Promosi Doktor ke 31 Muh Fakhrihun Na’am, S.Sn., M.Sn.

Selasa, 30 Agustus 2016 pukul 10.00– 12.30 WIB Pascasarjana ISI Yogyakarta menggelar Ujian Terbuka Muh Fakhrihun Na’am, S.Sn., M.Sn. Sidang diketuai oleh Prof. Dr. Djohan, M.Si. , Prof. Drs. SP. Gustami, SU. sebagai Promotor, Dr. Ir. Yulriawan Dafri, M.Hum. Kopromotor, dan Dewan Penguji Prof. Dr. M. Agus Burhan, M.Hum., Prof. Drs. Soeprapto Soedjono, M.F.A.,Ph.D., Prof. Dr. Yusuf Affendi, Dr.St. Sunardi, Dr. H. Suwarno Wisetrotomo, M.Hum., Dr. Timbul Raharjo, M.Hum.
Saudara Muh Fakhrihun Na’am berhasil mempertahankan Disertasi yang berjudul Pertemuan antara Hindu, Cina dan Islam Pada Masjid dan Makam Mantingan , Jepara di hadapan Dewan Penguji sehingga lulus dengan predikat “Memuaskan” dan menjadi Doktor ke 31 dari PPs ISI Yogyakarta. 

naam1Dalam Disertasinya Saudara Muh Fakhrihun Na’am, S.Sn., M.Sn. menjelaskan bahwa Ornamen-ornamen yang ada di Masjid dan Makam Mantingan sendiri menjadi objek yang menarik untuk dikaji. Beberapa pengertian ornamen menyebutkan bahwa ornamen adalah salah satu hasil karya seni rupa berupa hiasan yang diterapkan pada arsitektur, kerajinan tangan, lukisan, perhiasan dan sebagainya. Makam Ratu Kalinyamat di Desa Mantingan, Kabupaten Jepara, termasuk makam tua yang periodisasinya diperkirakan sejaman dengan beberapa makam para Wali di pantai utara Jawa. Makam Ratu Kalinyamat berupa sebuah kompleks makam yang memiliki struktur bangunan yang arkais (kuno). Tokoh utama yang dimakamkan  di kompleks makam tersebut adalah ratu Kalinyamat beserta suaminya.
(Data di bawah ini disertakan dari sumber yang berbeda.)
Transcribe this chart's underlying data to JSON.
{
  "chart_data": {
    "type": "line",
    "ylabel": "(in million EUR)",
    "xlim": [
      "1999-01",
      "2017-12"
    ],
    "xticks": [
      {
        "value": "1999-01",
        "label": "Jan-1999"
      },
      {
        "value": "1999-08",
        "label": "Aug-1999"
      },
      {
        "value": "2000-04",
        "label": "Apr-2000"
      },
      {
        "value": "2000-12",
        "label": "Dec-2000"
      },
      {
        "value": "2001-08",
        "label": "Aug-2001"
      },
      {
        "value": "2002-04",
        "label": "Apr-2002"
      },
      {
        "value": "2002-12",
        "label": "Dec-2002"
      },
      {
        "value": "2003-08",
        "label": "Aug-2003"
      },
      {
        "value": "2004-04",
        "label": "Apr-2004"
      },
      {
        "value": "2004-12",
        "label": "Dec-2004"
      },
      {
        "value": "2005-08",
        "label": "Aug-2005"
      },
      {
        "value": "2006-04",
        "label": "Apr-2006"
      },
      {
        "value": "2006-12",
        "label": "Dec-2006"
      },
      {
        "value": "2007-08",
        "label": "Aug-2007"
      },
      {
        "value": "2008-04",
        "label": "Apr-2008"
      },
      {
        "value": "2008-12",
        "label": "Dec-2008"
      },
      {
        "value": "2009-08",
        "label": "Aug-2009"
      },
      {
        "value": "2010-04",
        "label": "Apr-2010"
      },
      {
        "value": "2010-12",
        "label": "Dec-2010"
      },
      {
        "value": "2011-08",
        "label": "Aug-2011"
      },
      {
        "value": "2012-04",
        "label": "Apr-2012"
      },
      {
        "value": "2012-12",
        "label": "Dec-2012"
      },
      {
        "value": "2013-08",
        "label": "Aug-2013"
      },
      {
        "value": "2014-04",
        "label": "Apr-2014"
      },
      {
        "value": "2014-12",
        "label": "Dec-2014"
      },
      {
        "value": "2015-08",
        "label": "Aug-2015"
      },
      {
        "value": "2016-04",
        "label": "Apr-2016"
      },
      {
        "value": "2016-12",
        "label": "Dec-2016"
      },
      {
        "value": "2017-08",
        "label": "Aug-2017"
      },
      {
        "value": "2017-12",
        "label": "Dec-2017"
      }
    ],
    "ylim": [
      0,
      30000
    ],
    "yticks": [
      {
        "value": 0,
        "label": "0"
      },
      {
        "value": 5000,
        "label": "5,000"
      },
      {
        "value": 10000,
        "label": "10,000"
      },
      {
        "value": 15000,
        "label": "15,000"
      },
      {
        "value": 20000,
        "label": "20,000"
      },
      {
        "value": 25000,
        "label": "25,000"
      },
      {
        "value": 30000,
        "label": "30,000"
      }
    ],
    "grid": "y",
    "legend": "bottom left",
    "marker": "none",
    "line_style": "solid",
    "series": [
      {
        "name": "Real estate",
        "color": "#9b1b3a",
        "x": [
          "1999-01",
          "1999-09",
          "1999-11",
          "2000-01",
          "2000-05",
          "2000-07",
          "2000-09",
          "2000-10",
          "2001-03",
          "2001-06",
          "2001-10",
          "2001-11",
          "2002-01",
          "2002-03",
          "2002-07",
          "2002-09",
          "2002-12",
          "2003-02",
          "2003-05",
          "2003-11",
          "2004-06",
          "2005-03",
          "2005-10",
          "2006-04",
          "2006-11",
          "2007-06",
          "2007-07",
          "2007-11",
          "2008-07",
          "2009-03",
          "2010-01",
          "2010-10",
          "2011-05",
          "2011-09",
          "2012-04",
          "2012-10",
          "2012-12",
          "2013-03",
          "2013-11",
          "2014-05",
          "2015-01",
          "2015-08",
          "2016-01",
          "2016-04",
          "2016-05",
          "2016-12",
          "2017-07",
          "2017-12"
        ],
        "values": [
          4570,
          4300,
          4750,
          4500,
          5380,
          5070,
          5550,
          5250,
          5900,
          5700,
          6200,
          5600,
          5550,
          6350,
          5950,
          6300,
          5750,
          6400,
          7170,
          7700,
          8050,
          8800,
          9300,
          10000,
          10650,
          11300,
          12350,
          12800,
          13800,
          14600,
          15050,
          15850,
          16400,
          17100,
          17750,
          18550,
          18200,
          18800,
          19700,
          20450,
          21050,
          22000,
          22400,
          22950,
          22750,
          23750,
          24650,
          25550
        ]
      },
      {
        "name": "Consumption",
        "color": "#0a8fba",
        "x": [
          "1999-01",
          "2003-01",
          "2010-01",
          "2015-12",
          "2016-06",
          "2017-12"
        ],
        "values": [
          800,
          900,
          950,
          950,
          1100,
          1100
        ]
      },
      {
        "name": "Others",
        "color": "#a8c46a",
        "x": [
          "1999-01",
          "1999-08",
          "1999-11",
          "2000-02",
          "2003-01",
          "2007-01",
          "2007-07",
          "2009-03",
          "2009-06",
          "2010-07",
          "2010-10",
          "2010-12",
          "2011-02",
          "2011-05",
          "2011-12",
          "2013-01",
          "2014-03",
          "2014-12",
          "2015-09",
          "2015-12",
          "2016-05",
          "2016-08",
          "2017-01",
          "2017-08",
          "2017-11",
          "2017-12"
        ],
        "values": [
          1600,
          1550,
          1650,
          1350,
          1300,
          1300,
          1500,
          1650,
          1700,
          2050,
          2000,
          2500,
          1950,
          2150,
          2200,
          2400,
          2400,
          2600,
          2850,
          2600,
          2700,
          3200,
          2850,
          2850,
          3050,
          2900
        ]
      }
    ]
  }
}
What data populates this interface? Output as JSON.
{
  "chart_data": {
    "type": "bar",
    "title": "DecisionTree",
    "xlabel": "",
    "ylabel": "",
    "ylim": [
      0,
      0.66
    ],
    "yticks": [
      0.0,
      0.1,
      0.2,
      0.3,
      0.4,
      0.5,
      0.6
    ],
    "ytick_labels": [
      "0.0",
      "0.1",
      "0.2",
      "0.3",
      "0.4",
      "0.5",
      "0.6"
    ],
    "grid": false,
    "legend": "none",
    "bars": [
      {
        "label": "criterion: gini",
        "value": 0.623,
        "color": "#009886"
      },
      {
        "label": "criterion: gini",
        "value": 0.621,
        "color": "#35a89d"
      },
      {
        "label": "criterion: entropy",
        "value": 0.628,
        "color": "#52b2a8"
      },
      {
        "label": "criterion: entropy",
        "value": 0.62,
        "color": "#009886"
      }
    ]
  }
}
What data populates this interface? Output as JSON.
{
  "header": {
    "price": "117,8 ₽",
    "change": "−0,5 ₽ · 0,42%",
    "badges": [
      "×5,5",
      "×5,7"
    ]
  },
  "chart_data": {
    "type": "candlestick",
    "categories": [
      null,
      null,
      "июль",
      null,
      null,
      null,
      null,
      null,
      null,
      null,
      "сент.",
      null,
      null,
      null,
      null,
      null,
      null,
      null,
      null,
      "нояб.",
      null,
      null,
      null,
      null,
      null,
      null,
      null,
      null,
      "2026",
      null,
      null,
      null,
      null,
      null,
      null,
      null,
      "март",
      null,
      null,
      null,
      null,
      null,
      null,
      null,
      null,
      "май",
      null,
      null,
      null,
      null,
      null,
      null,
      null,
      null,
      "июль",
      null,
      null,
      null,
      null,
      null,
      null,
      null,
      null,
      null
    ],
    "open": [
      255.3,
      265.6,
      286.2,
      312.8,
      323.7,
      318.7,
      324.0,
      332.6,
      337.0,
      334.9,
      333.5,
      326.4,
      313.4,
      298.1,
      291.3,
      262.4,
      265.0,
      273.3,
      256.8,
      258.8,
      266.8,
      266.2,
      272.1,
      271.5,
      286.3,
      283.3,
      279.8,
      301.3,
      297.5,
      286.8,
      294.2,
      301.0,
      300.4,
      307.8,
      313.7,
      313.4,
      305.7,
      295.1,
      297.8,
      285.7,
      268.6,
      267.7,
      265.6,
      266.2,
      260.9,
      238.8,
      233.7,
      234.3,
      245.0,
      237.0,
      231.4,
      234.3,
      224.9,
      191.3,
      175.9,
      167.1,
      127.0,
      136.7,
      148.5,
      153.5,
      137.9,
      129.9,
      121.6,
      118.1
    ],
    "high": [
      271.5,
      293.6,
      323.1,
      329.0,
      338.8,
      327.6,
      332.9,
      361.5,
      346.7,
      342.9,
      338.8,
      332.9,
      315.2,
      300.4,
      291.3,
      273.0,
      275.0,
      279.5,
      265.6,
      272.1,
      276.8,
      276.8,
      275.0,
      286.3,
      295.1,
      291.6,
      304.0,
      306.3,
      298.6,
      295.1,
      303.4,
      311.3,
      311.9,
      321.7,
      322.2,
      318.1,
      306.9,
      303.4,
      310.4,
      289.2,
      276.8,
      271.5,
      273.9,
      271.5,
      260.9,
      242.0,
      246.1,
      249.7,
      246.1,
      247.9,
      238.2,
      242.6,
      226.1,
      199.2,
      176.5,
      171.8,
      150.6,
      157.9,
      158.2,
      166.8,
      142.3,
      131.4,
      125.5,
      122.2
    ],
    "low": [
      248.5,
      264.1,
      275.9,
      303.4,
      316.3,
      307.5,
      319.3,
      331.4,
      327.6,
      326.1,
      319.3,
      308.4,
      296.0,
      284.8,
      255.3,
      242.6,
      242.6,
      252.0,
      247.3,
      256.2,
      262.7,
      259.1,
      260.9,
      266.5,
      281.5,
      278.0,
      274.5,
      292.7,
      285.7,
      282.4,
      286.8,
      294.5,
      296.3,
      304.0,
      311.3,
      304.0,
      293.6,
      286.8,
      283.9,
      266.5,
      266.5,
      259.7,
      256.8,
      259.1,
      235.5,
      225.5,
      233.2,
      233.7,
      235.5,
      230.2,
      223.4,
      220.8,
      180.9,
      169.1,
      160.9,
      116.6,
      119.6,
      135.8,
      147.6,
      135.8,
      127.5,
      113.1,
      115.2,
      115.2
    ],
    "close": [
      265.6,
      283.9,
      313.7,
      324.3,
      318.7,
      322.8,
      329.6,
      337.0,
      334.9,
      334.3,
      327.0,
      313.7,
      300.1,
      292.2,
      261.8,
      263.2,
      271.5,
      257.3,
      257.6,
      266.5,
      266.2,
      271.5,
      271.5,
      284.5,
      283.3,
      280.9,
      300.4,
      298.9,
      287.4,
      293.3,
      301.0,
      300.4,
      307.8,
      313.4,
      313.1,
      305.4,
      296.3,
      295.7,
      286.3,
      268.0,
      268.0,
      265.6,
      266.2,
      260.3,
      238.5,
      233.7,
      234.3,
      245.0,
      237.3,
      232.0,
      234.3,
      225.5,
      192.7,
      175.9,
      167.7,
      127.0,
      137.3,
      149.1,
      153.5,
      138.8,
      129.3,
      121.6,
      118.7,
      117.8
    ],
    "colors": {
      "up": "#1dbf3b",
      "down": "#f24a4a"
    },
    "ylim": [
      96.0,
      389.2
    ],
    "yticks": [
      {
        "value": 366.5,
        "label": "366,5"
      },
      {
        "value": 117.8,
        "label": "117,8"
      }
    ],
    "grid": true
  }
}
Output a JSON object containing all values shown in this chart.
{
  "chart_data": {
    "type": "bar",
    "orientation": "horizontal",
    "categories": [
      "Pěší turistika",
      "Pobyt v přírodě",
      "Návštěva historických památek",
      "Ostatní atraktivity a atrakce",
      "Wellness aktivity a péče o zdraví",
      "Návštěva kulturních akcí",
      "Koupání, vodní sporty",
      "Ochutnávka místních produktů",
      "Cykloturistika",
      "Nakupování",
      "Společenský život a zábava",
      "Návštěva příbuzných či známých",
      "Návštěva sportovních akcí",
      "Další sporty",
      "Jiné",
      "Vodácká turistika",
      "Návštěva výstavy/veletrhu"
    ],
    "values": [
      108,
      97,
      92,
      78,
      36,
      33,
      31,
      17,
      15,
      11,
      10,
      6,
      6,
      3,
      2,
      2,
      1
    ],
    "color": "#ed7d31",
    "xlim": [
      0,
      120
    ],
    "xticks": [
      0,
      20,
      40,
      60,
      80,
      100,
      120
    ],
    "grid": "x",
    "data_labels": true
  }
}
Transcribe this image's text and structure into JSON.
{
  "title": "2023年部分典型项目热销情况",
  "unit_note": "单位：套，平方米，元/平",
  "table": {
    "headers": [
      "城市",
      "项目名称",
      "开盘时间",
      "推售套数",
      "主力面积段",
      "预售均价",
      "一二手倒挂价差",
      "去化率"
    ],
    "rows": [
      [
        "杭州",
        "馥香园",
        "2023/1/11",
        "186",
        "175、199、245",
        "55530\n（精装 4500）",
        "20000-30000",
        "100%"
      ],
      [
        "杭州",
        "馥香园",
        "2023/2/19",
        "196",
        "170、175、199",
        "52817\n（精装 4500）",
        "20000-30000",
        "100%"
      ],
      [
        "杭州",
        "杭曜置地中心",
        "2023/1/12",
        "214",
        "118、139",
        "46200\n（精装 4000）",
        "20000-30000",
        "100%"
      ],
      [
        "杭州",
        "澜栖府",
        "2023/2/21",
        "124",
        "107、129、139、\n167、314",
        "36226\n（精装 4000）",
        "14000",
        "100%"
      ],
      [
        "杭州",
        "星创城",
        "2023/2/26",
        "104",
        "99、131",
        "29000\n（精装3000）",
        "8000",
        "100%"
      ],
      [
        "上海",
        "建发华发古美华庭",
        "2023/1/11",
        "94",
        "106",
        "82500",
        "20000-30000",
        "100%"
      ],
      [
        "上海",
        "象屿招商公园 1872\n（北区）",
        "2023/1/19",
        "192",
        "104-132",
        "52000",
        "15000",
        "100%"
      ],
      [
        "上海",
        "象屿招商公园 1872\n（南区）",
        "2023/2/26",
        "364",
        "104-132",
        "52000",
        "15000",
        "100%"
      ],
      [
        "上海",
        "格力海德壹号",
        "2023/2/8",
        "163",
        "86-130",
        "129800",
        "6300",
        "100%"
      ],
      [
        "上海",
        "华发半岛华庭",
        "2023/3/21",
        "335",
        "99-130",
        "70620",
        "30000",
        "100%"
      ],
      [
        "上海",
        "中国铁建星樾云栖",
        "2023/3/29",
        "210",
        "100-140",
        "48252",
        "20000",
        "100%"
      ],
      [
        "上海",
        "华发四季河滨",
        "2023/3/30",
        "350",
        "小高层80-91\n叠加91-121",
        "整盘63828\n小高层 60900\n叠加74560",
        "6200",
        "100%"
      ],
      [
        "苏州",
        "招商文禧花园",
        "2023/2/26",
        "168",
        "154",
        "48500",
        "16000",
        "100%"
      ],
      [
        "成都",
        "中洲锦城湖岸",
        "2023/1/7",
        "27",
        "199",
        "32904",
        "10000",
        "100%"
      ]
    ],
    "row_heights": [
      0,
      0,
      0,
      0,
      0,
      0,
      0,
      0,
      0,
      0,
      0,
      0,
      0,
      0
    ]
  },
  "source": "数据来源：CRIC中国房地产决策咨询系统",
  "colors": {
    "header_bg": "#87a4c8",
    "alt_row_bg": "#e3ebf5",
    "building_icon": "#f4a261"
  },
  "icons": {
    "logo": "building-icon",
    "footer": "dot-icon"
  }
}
Bentuk dan struktur fisik arsitektur bangunan Masjid dan Makam Mantingan, merupakan campuran dari gaya arsitektur Jawa, Cina, dan Hindu. Keunikan dan keindahan kedua bangunan tersebut, tidak hanya pada bentuk dan strukturnya, melainkan juga pada penampilan keindahan secara keseluruhan. Beragam ornamen dipasang pada dinding serambi masjid, pawèstrèn, mihrab, di atas dan bawah mihrab, mimbar, mustoko dan di gapura candi bentar. Ornamen juga dijumpai pada dinding kompleks dan beberapa batu nisan. Kini ornamen itu disimpan di gudang milik masjid dan Museum Kartini, Museum Ronggowarsito Semarang dan Masjid Agung Jawa Tengah. Bidang-bidang ornamen itu memiliki bidang yang berbentuk lingkaran, segitiga, persegi panjang, dan lain sebagainya.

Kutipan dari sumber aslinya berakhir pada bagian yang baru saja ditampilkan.